Из-за пыли в сарае его призрак поблескивает и вихрится. Возникает впечатление, что он может выключиться, покинуть меня в любой момент. Я чувствую, что мне нельзя понапрасну терять время.
— Когда все здесь кончается, — говорю я, — куда мы уходим?
— Я не священник, — говорит президент, — но я думаю, что мы идем туда, куда нас призывают.
— А куда призвали вас? Где вы сейчас находитесь?
— Не все ли мы порой мечтаем оказаться там, где бьют ключи истинной мудрости?
— Вы не знаете, где вы, так ведь? — спрашиваю я президента.
— Уверен, что мой оппонент был бы рад убедить вас в этом.
— Все нормально, — бормочу я скорее самому себе. — Я и не думал, что знаете.
— Я точно знаю, где я, — заявляет президент. И голосом, который кажется сшитым из разных лоскутков, добавляет: — В настоящее время мое местоположение определяется координатами тридцать семь и сорок четыре сотых градуса северной широты на сто двадцать два и четырнадцать сотых градуса западной долготы.

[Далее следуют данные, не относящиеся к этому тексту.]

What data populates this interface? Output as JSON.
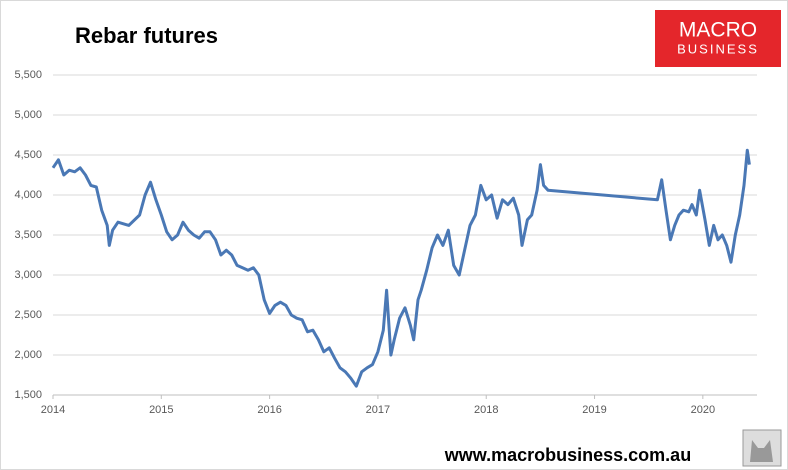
{
  "chart_data": {
    "type": "line",
    "title": "Rebar futures",
    "logo": {
      "line1": "MACRO",
      "line2": "BUSINESS"
    },
    "footer": "www.macrobusiness.com.au",
    "xlim": [
      2014,
      2020.5
    ],
    "xticks": [
      2014,
      2015,
      2016,
      2017,
      2018,
      2019,
      2020
    ],
    "ylim": [
      1500,
      5500
    ],
    "yticks": [
      {
        "value": 1500,
        "label": "1,500"
      },
      {
        "value": 2000,
        "label": "2,000"
      },
      {
        "value": 2500,
        "label": "2,500"
      },
      {
        "value": 3000,
        "label": "3,000"
      },
      {
        "value": 3500,
        "label": "3,500"
      },
      {
        "value": 4000,
        "label": "4,000"
      },
      {
        "value": 4500,
        "label": "4,500"
      },
      {
        "value": 5000,
        "label": "5,000"
      },
      {
        "value": 5500,
        "label": "5,500"
      }
    ],
    "grid": true,
    "color": "#4a78b5",
    "x": [
      2014.0,
      2014.05,
      2014.1,
      2014.15,
      2014.2,
      2014.25,
      2014.3,
      2014.35,
      2014.4,
      2014.45,
      2014.5,
      2014.52,
      2014.55,
      2014.6,
      2014.7,
      2014.8,
      2014.85,
      2014.9,
      2014.95,
      2015.0,
      2015.05,
      2015.1,
      2015.15,
      2015.2,
      2015.25,
      2015.3,
      2015.35,
      2015.4,
      2015.45,
      2015.5,
      2015.55,
      2015.6,
      2015.65,
      2015.7,
      2015.75,
      2015.8,
      2015.85,
      2015.9,
      2015.95,
      2016.0,
      2016.05,
      2016.1,
      2016.15,
      2016.2,
      2016.25,
      2016.3,
      2016.35,
      2016.4,
      2016.45,
      2016.5,
      2016.55,
      2016.6,
      2016.65,
      2016.7,
      2016.75,
      2016.8,
      2016.85,
      2016.9,
      2016.95,
      2017.0,
      2017.05,
      2017.08,
      2017.12,
      2017.15,
      2017.2,
      2017.25,
      2017.3,
      2017.33,
      2017.37,
      2017.4,
      2017.45,
      2017.5,
      2017.55,
      2017.6,
      2017.65,
      2017.7,
      2017.75,
      2017.8,
      2017.85,
      2017.9,
      2017.95,
      2018.0,
      2018.05,
      2018.1,
      2018.15,
      2018.2,
      2018.25,
      2018.3,
      2018.33,
      2018.38,
      2018.42,
      2018.47,
      2018.5,
      2018.53,
      2018.57,
      2019.58,
      2019.62,
      2019.66,
      2019.7,
      2019.74,
      2019.78,
      2019.82,
      2019.87,
      2019.9,
      2019.94,
      2019.97,
      2020.02,
      2020.06,
      2020.1,
      2020.14,
      2020.18,
      2020.22,
      2020.26,
      2020.3,
      2020.34,
      2020.38,
      2020.41,
      2020.43
    ],
    "values": [
      4340,
      4440,
      4250,
      4310,
      4290,
      4340,
      4250,
      4120,
      4100,
      3810,
      3620,
      3370,
      3560,
      3660,
      3620,
      3750,
      4000,
      4160,
      3940,
      3750,
      3540,
      3440,
      3500,
      3660,
      3560,
      3500,
      3460,
      3540,
      3540,
      3440,
      3250,
      3310,
      3250,
      3120,
      3090,
      3060,
      3090,
      3000,
      2690,
      2520,
      2620,
      2660,
      2620,
      2500,
      2460,
      2440,
      2290,
      2310,
      2190,
      2040,
      2090,
      1960,
      1840,
      1790,
      1710,
      1610,
      1790,
      1840,
      1880,
      2040,
      2310,
      2810,
      2000,
      2190,
      2460,
      2590,
      2370,
      2190,
      2690,
      2810,
      3060,
      3340,
      3500,
      3370,
      3560,
      3120,
      3000,
      3310,
      3620,
      3750,
      4120,
      3940,
      4000,
      3710,
      3940,
      3880,
      3960,
      3750,
      3370,
      3690,
      3750,
      4060,
      4380,
      4120,
      4060,
      3940,
      4190,
      3810,
      3440,
      3620,
      3750,
      3810,
      3790,
      3880,
      3750,
      4060,
      3690,
      3370,
      3620,
      3440,
      3500,
      3370,
      3160,
      3500,
      3750,
      4120,
      4560,
      4380
    ]
  }
}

По-моему, он выдохся. Я жду, что он скажет «Доброй ночи» или «Боже, благослови Америку». Вместо этого он протягивает руку к моей груди.
— Я слышал, вам пришлось пожертвовать многим из того, что было вам дорого, — говорит он. — И мне сказали, что у вас крайне развито чувство долга.
Я вовсе не уверен, что он прав, но говорю:
— Так точно, сэр.
Его сияющая длань сжимает мне плечо, и не важно, что я этого не чувствую.
— В таком случае эта медаль, которую я прикрепляю к вашему мундиру, гораздо больше, чем просто кусок серебра. Это символ того, сколь много вы отдали, причем не только на полях сражений и не только на службе своему народу. Она говорит другим, сколь много вы еще способны отдать. Она навеки отмечает вас как того, на кого можно положиться, того, кто в годину бедствий воспрянет сам и поможет подняться упавшим. — Он устремляет торжественный взгляд в пространство над моим плечом. Затем говорит: — А теперь возвращайся домой к жене, солдат, и открой новую главу своей жизни.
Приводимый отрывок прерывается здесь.